After talking with some people on #couchdb IRC, it seems that they can't figure out out a way to do something administrative (like activation users that click on a email link) with out using a "backend" process like a node.js server which keeps track of the _changes feed.
I was hoping for a pure couchdb app - but it seems like couchdb still has a little ways to go.
Still, the good news is that you can hand off 80% of your applications logic/processing to your users. The other 20% will be 1) a node.js instance for things like sending emails or checking recaptcha and 2) record validation functions running in your couchdb, and 3) map/reduce (query) functions. These three things cannot be offloaded to something "untrusted" like a user-agent.

Requiring unique email while not divulging emails of existing users

On a standard web signup form, users are required to have a unique email for the site.
if the email is already in use, a new user cannot be created with that email - but this opens op for exploiting this to find out, what emails are members of the site (at least check if a specific email is in use).
Making sure a bot cannot mass-query is fairly straightforward - but is there a way to avoid it entirely?
The best thing I can come up with is letting the user create process fail with an unknown error and shooting an email to the address in the background, explaining password reset procedures.
Am I missing a better option?
Update:
I want to avoid taking the new user out of the registration process for the 99.9% of the time, when the email is actually unique.
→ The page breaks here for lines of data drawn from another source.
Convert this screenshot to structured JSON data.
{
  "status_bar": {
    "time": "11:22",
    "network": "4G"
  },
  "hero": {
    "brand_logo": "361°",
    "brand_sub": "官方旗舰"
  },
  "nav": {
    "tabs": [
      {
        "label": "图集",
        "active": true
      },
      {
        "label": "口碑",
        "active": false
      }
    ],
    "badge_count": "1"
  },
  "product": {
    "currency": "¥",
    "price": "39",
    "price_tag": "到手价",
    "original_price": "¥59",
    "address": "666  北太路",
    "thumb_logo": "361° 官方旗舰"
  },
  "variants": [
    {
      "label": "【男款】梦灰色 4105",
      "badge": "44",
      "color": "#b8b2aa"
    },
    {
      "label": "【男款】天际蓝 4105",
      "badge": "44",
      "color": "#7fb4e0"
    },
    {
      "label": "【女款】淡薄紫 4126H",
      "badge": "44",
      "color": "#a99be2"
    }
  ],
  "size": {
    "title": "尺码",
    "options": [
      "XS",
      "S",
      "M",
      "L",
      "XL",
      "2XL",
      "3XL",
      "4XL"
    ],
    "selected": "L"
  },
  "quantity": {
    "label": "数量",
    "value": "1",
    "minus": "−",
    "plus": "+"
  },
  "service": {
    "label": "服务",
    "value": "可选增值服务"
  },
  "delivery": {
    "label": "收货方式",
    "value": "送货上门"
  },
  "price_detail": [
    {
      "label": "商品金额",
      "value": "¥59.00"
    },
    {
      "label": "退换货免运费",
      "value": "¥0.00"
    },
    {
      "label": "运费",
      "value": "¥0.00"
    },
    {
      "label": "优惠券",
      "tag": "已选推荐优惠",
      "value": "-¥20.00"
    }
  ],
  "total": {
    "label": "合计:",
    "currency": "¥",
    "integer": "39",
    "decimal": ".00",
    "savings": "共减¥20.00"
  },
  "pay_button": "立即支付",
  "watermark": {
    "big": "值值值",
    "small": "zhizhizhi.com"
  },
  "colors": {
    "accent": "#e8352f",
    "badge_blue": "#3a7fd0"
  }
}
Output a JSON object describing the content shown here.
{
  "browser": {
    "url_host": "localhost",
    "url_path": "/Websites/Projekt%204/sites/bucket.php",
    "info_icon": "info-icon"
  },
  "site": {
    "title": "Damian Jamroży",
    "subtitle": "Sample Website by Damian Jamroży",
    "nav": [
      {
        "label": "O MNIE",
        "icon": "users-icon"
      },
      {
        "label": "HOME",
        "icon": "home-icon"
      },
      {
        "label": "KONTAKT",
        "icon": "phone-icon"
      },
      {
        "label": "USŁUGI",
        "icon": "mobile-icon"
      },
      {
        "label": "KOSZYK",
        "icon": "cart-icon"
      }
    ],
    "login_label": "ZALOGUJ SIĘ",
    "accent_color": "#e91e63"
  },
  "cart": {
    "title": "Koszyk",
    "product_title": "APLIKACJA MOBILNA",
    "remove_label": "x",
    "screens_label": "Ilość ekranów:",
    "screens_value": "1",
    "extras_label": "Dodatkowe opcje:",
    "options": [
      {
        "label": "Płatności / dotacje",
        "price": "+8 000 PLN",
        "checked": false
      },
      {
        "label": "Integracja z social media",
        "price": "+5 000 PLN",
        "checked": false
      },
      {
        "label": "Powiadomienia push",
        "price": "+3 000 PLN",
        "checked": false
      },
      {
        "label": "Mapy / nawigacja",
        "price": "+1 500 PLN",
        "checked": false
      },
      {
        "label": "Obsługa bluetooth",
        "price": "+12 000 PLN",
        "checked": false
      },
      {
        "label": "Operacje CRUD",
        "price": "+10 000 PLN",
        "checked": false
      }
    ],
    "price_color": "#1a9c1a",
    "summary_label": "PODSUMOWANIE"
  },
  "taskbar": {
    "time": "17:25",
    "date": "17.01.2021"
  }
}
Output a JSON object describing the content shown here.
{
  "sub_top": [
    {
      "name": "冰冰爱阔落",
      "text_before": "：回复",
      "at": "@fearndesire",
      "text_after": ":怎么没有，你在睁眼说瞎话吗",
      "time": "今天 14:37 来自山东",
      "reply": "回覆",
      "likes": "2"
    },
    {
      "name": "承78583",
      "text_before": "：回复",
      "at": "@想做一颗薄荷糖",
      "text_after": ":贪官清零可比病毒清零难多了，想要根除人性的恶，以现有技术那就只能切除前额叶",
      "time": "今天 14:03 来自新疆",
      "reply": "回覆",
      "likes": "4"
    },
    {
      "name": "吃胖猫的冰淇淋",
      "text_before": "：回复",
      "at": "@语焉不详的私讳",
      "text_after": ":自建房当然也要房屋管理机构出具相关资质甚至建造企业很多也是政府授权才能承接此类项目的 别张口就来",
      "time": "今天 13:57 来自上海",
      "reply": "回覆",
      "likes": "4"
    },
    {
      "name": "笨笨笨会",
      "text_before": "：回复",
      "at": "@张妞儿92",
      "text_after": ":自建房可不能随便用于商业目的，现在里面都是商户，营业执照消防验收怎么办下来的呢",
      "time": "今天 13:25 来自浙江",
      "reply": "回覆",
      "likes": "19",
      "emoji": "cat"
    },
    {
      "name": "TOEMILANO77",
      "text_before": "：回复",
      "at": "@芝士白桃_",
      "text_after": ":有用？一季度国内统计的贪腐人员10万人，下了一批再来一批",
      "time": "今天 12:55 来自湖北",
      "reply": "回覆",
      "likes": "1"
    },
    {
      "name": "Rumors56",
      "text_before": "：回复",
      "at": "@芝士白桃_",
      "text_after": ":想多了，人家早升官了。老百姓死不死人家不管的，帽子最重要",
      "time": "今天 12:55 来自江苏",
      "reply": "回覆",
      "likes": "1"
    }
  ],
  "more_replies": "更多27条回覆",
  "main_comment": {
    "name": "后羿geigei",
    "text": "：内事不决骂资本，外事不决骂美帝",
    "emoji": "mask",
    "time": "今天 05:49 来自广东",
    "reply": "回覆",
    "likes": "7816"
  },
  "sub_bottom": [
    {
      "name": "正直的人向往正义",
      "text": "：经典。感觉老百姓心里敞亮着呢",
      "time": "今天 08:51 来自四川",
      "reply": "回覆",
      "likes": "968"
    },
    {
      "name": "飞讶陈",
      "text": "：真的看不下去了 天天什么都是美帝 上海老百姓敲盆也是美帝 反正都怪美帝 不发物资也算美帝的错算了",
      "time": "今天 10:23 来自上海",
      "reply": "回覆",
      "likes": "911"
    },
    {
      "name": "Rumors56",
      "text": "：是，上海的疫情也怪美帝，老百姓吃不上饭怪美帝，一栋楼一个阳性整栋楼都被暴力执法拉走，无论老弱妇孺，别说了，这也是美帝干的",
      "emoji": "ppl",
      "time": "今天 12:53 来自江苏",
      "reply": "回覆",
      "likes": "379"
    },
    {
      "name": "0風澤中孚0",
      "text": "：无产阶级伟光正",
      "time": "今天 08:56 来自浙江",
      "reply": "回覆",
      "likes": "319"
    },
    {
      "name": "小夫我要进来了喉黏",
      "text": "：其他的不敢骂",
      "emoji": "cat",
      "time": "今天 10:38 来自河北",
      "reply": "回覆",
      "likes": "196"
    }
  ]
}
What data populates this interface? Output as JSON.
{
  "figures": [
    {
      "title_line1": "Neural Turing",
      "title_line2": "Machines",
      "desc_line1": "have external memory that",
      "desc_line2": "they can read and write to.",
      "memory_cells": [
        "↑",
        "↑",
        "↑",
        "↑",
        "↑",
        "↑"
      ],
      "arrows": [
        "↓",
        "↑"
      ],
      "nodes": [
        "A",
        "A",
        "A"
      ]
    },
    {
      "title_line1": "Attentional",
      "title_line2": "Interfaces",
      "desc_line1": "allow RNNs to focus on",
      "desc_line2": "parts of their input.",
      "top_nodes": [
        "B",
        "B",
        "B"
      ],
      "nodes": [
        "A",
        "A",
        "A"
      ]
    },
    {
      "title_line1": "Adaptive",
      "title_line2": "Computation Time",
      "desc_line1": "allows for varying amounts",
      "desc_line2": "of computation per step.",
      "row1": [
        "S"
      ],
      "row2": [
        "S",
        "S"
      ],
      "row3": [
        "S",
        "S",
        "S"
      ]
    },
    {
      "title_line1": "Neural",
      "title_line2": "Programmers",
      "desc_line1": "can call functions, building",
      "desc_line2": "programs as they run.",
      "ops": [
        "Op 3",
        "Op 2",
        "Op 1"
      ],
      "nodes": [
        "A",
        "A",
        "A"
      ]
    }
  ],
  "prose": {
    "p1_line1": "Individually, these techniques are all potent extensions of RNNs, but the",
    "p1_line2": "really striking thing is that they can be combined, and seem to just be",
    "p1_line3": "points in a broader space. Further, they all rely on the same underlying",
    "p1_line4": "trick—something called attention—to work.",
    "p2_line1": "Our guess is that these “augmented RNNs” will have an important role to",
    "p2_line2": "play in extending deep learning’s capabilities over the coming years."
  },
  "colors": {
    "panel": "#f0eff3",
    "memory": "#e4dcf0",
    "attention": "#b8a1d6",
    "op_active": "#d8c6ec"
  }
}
So halting the registration process to wait for the user to click a link in an email is not a perfect solution, although maybe viable in some use cases.
Let the registration continue as normal, but in the confirmation email you should say:
"You allready have an accout bla, click here to cancel this registration, or continue with new registration and delete your current account"
That way, the spammers never know the better, and its very user friendly.
You could print on the web-page something along this:
An email is sent to you to verify the email address. Check your mail and click the included (shared-secret) link.
I.e. you probably have to verify the users email anyway, s.t. you can do it at this location of dialog ...
Many sites send a mail to the specified email address containing a randomly generated verification code and only accept the user registration once the user has confirmed they were able to read that mail and obtain the verification code. Usually the mail contains an URL that the user can simply click to confirm.
If you do that, all you need to do is make the confirmation email instead tell the user that they've already registered and explain the password reset procedure.
Whatever web development framework probably has a package that handles confirmation mails.
Note that you have to think about the case where a user had an email address and used it to register to your site, then they vanished without changing the address and stopped using the address, and another user now has the address and wants to register. There's no easy answer here.
ADDED: You add that you don't want a confirmation email so that the registration proceeds immediately. This requirement is contradictory with unique email addresses, because you don't know that the email address supplied by the user is legitimate until it's been confirmed, and there's no point in enforcing the uniqueness of a user-chosen string that just happens to be formatted like an email address (if you want a unique user name, it doesn't need to be formatted like an email address).
If you want to keep instant registration, you'll have to treat email addresses as just an untrusted text field until confirmed. That means that every action that requires your site to send a mail must bomb out if the user hasn't confirm his email address. The confirmation process remains pretty much the same, but now, if the address is a duplicate, the user must either be given the option to merge the two accounts (which sound difficult), or told that he must close one of the two accounts or change the email address associated with one of the two accounts.